PTEN expression levels of both RNA and protein in patients with endometrial carcinoma and endometrial atypical hyperplasia were significantly lower than those in patients with endometrial hyperplasia and normal endometrium. mRNA relative values were 0.35+/-0.13, 0.46+/-0.11, 2.32+/-0.32, and 2.45+/-0.51, respectively. Loss of PTEN expression rates were 66.67% (38/57), 76.00% (19/25), 5.63% (4/71), and 0 (0/31), respectively. Loss of PTEN expression in patients with endometrial carcinoma was significantly related to histological classification (P< 0.0001) and differentiation (P=0.0349). It was not related to depth of myometrium invasion and clinical stage(P >0.05).
Loss of PTEN expression is an early event in endometrial tumorigenesis. Detection of PTEN protein may be a diagnostic biomarker for the earliest endometrial precancers and adenocarcinoma.
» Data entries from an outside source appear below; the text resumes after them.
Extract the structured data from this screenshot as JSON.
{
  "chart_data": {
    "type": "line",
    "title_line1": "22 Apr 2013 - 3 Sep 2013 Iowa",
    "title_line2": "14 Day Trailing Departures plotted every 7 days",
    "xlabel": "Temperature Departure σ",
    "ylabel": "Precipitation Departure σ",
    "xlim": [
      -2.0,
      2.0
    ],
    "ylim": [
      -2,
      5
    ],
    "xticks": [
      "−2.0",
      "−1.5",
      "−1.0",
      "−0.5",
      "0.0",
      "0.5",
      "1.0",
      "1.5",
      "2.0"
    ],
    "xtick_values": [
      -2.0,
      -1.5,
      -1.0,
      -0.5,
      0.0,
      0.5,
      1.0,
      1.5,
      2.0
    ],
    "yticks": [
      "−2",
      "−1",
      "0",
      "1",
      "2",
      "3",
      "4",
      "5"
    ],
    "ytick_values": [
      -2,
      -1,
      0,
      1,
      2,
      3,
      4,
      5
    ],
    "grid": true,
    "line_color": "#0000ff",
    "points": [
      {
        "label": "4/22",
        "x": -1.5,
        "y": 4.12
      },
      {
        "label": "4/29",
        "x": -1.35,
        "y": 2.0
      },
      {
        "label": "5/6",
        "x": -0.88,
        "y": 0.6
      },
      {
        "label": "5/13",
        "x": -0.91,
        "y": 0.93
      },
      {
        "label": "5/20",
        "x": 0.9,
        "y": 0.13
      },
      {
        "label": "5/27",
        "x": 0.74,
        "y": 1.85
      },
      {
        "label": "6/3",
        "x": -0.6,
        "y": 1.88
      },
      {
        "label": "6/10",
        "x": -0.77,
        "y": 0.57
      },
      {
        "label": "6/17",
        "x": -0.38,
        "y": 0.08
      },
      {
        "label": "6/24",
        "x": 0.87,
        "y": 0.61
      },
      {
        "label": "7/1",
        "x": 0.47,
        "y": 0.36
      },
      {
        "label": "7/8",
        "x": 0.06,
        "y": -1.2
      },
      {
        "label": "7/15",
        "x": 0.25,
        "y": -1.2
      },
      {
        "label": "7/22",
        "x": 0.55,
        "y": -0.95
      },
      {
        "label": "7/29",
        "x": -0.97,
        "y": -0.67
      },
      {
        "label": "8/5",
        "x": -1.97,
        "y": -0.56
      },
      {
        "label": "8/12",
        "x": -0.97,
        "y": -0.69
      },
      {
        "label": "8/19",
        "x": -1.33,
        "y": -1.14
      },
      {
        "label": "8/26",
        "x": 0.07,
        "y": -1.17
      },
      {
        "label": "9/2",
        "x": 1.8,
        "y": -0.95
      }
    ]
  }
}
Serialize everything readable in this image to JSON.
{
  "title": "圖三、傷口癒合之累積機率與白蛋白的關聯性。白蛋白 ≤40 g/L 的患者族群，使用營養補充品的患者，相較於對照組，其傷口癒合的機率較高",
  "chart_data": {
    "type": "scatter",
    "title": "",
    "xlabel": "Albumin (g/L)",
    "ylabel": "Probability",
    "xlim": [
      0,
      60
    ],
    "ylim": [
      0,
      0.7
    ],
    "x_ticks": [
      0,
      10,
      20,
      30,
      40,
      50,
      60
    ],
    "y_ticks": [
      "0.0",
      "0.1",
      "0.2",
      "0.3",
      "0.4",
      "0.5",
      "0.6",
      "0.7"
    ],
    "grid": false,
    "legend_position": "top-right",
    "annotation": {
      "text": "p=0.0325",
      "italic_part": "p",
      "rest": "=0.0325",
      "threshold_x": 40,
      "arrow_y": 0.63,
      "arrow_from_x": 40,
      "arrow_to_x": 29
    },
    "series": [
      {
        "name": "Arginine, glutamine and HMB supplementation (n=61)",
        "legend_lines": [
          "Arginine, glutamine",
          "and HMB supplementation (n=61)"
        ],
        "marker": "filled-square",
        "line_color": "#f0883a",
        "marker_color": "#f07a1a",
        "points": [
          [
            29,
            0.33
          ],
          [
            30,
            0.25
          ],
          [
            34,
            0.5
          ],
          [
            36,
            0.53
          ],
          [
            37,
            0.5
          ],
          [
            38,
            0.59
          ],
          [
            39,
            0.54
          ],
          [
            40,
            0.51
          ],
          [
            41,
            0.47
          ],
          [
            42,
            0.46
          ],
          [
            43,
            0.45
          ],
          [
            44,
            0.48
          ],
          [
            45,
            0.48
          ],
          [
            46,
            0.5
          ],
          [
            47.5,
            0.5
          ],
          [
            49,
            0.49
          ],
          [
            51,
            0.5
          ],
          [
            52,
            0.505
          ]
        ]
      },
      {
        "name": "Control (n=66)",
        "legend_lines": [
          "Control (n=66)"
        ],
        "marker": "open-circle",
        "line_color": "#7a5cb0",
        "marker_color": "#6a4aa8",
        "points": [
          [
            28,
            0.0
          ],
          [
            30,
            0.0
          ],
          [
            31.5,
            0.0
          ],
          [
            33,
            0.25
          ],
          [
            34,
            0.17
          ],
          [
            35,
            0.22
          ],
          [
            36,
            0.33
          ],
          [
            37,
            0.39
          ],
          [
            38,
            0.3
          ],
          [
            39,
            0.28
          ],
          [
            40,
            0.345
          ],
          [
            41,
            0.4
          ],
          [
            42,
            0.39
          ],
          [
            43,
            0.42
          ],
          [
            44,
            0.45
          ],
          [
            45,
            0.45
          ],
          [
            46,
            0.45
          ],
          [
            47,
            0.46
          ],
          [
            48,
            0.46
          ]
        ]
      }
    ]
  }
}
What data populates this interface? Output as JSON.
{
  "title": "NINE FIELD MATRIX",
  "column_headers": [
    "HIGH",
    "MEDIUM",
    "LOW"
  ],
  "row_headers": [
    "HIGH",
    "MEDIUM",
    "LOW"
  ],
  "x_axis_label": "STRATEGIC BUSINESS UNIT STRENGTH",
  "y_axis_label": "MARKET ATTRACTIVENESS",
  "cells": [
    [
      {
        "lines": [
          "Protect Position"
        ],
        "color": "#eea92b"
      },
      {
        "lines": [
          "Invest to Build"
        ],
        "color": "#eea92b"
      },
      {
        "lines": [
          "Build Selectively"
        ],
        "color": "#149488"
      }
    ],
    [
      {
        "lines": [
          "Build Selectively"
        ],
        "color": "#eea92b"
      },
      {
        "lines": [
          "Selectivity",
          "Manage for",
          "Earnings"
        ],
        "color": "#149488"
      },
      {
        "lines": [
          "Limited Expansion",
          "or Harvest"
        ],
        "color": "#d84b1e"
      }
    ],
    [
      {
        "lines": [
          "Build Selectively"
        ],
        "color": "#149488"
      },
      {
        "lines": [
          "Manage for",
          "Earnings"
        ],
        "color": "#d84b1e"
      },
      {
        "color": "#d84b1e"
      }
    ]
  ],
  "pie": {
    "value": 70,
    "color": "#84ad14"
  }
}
一种新的候选肿瘤抑制基因,称为10号染色体缺失的磷酸酶和张力同源基因(PTEN),是首个被发现的磷脂酶肿瘤抑制基因。PTEN功能因突变或其他机制丧失与多种癌症的发生和进展密切相关。本研究旨在探讨PTEN在子宫内膜癌发生发展中的表达情况。
采用逆转录聚合酶链反应(RT-PCR)检测24例子宫内膜癌、10例子宫内膜非典型增生、10例子宫内膜增生及10例正常子宫内膜组织中PTEN的表达;采用SP免疫组化法检测73例子宫内膜癌、25例子宫内膜非典型增生、71例子宫内膜增生及31例正常子宫内膜组织中PTEN的表达。将结果与临床参数(组织学分类、分化程度、肌层浸润深度及临床分期)进行比较。
子宫内膜癌及子宫内膜非典型增生患者中PTEN的RNA和蛋白表达水平均显著低于子宫内膜增生及正常子宫内膜患者。mRNA相对值分别为0.35±0.13、0.46±0.11、2.32±0.32及2.45±0.51。PTEN表达缺失率分别为66.67%(38/57)、76.00%(19/25)、5.63%(4/71)及0(0/31)。子宫内膜癌患者PTEN表达缺失与组织学分类(P<0.0001)及分化程度(P=0.0349)显著相关,与肌层浸润深度及临床分期无关(P>0.05)。
PTEN表达缺失是子宫内膜肿瘤发生的早期事件。检测PTEN蛋白可能是早期子宫内膜癌前病变及腺癌的诊断生物标志物。